Submitted by Niklas Haas
Assigned to pul..@..op.org
Created attachment 126489 regular playback
After a long session of debugging in #pulseaudio, I got no further than this result, so I'm submitting it here for reference and to get more opinions:
Basically, I'm running into the issue where the reported delay (as measured by pa_stream_get_latency before and after writing data) suffers from a relatively big discontinuity (about 50-100ms) when seeking in mpv. Seeking in mpv is implemented by resetting the audio device, which in mpv's terms means:
- corking the audio stream (pa_stream_cork true)
- flushing the audio device (pa_stream_flush)

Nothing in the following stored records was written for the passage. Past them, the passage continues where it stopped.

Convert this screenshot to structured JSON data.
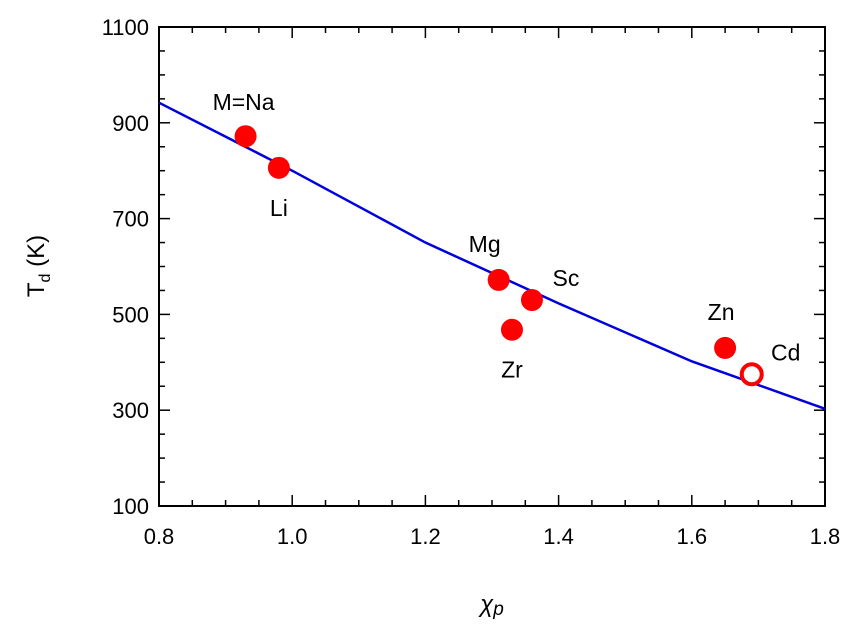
{
  "chart_data": {
    "type": "scatter",
    "xlabel": "χp",
    "ylabel_main": "T",
    "ylabel_sub": "d",
    "ylabel_unit": " (K)",
    "xlim": [
      0.8,
      1.8
    ],
    "ylim": [
      100,
      1100
    ],
    "x_ticks": [
      "0.8",
      "1.0",
      "1.2",
      "1.4",
      "1.6",
      "1.8"
    ],
    "y_ticks": [
      "100",
      "300",
      "500",
      "700",
      "900",
      "1100"
    ],
    "grid": false,
    "points": [
      {
        "label": "M=Na",
        "x": 0.93,
        "y": 872,
        "filled": true,
        "label_pos": "above-left"
      },
      {
        "label": "Li",
        "x": 0.98,
        "y": 806,
        "filled": true,
        "label_pos": "below"
      },
      {
        "label": "Mg",
        "x": 1.31,
        "y": 572,
        "filled": true,
        "label_pos": "above-left"
      },
      {
        "label": "Sc",
        "x": 1.36,
        "y": 530,
        "filled": true,
        "label_pos": "above-right"
      },
      {
        "label": "Zr",
        "x": 1.33,
        "y": 468,
        "filled": true,
        "label_pos": "below"
      },
      {
        "label": "Zn",
        "x": 1.65,
        "y": 430,
        "filled": true,
        "label_pos": "above-left"
      },
      {
        "label": "Cd",
        "x": 1.69,
        "y": 375,
        "filled": false,
        "label_pos": "above-right"
      }
    ],
    "fit_line": {
      "x": [
        0.8,
        1.0,
        1.2,
        1.4,
        1.6,
        1.8
      ],
      "y": [
        942,
        800,
        650,
        523,
        402,
        303
      ]
    },
    "colors": {
      "points": "#ff0000",
      "line": "#0000dd",
      "axes": "#000000"
    }
  }
}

- uncorking the audio stream (pa_stream_cork false)
- continuing playback
I have attached a number of plots of mpv's internal timing data to help illustrate the problem. The first attachment (“regular playback”) establishes a baseline reading (10 seconds of uninterrupted playback). Some notes:
The green line (ao-delay) is the reported latency as measured directly by pa_stream_get_latency.
The blue line (ao-dev) is the difference between the latency and where mpv thinks it should be (assuming the audio device plays at a perfectly even rate). Ideally, this line should be exactly 0, and more importantly, this line should be as stable as possible (no jumps, no jittering and no spikes), because it is compared against the video stream's timing to detect A/V desynchronization.

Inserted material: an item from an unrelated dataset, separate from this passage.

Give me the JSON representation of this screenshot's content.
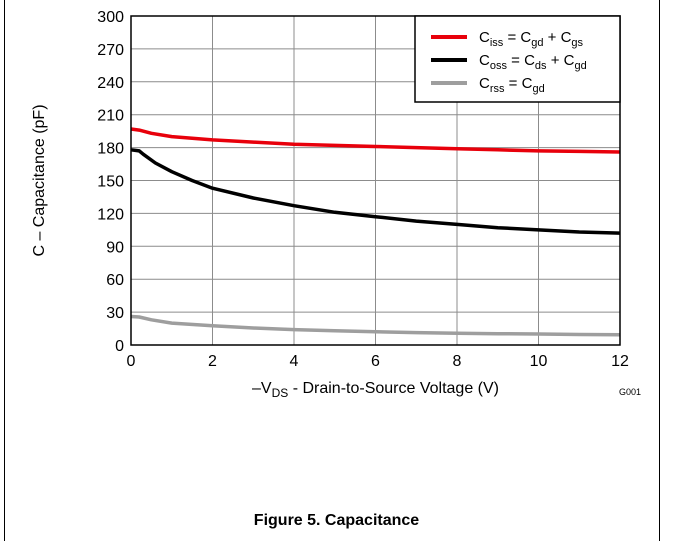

While they're not as interesting for this test, the spikes at the top indicate events (rather than values). The curve going up represents an event starting, and the curve going down indicates an event stopping. It's somewhat harder to read the legend, so I'll repeat it here: green = ao-fill (inside “pa_stream_write”), blue = audio (“decoding more audio”), black = audio wait (“audio thread sleeping”), yellow = sleep (“playback thread sleeping”)

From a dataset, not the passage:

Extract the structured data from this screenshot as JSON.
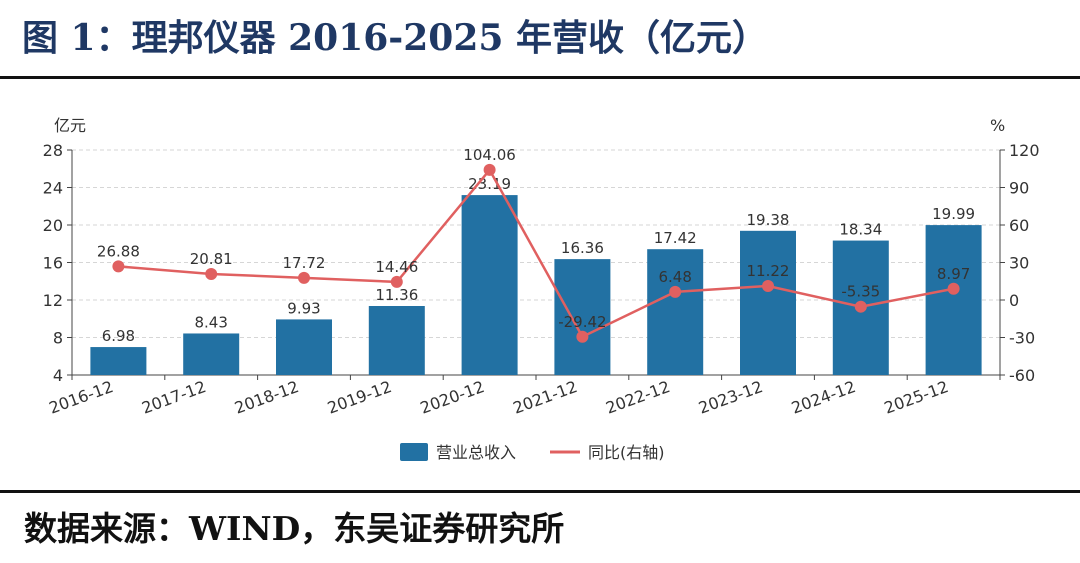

The latency values are measured with PA_STREAM_INTERPOLATE_TIMING | PA_STREAM_AUTO_TIMING_UPDATE | PA_STREAM_NOT_MONOTONIC, and the target latency (tlength) is 2000ms. Decreasing the tlength to a lower value decreases the magnitude of the discontinuity.
The second attachment (“seeking”) indicates what happens when triggering a seek in mpv. I have triggered two seeks, one at about 3.3s and one at about 6.6s. We can observe:
The reported latency (ao-delay) suffers from an upwards discontinuity of about 50ms - going up from the baseline latency of about 1050ms to a value near 1100ms, and then gradually decreasing back down to 1000ms over the course of the next 1-2 seconds.
Similarly, the “apparent” position of mpv suffers from a downwards discontinuity from 0ms to about -35ms, which increases to +20ms over the course of the next 1-2 seconds.
The third attachment (“seeking zoom”) is a detail view of the discontinuity as it happens, in case it helps.
In case you're wondering why these discontinues affect playback in mpv, I've included a fourth attachment demonstrating the same effects during regular playback. I've included two graphs - one with a smaller tlength (~200ms iirc) and one with a larger tlength (2000ms). They're a bit more confusing because they also include video stats, but basically the effect that happens is as follows:
- The user triggers a seek
- The apparent audio position (ao-dev, green line at the bottom) shoots downwards (as observed earlier)
- The measured A-V difference (avdiff, black line) spikes downwards as a result (by about 100ms in the tlength=2000ms case)
- This exceeds mpv's thresholds for acceptable audio delay and triggers the video output to drop several frames to resynchronize audio and video. (Blue square at the top), thus restoring avdiff to a value around 0.
- The apparent audio position rapidly approaches its “true” value again over the course of the next 1-2 seconds (again, as observed earlier)
- This causes the measured av difference (black line) to very rapidly grow upwards again within these 1-2 seconds, triggering several frame drops a long the way (every time it exceeds the acceptable threshold) - these are the clearly visible spikes and corresponding blue frames in the few seconds after the seek.
The only known work-around in mpv is to decrease the pulse buffer size (tlength) to a smaller value, which makes the issue less severe (as seen on the left) but doesn't fully solve it.
It would be great if this could get fixed upstream in PulseAudio so we don't have to hack around it in mpv.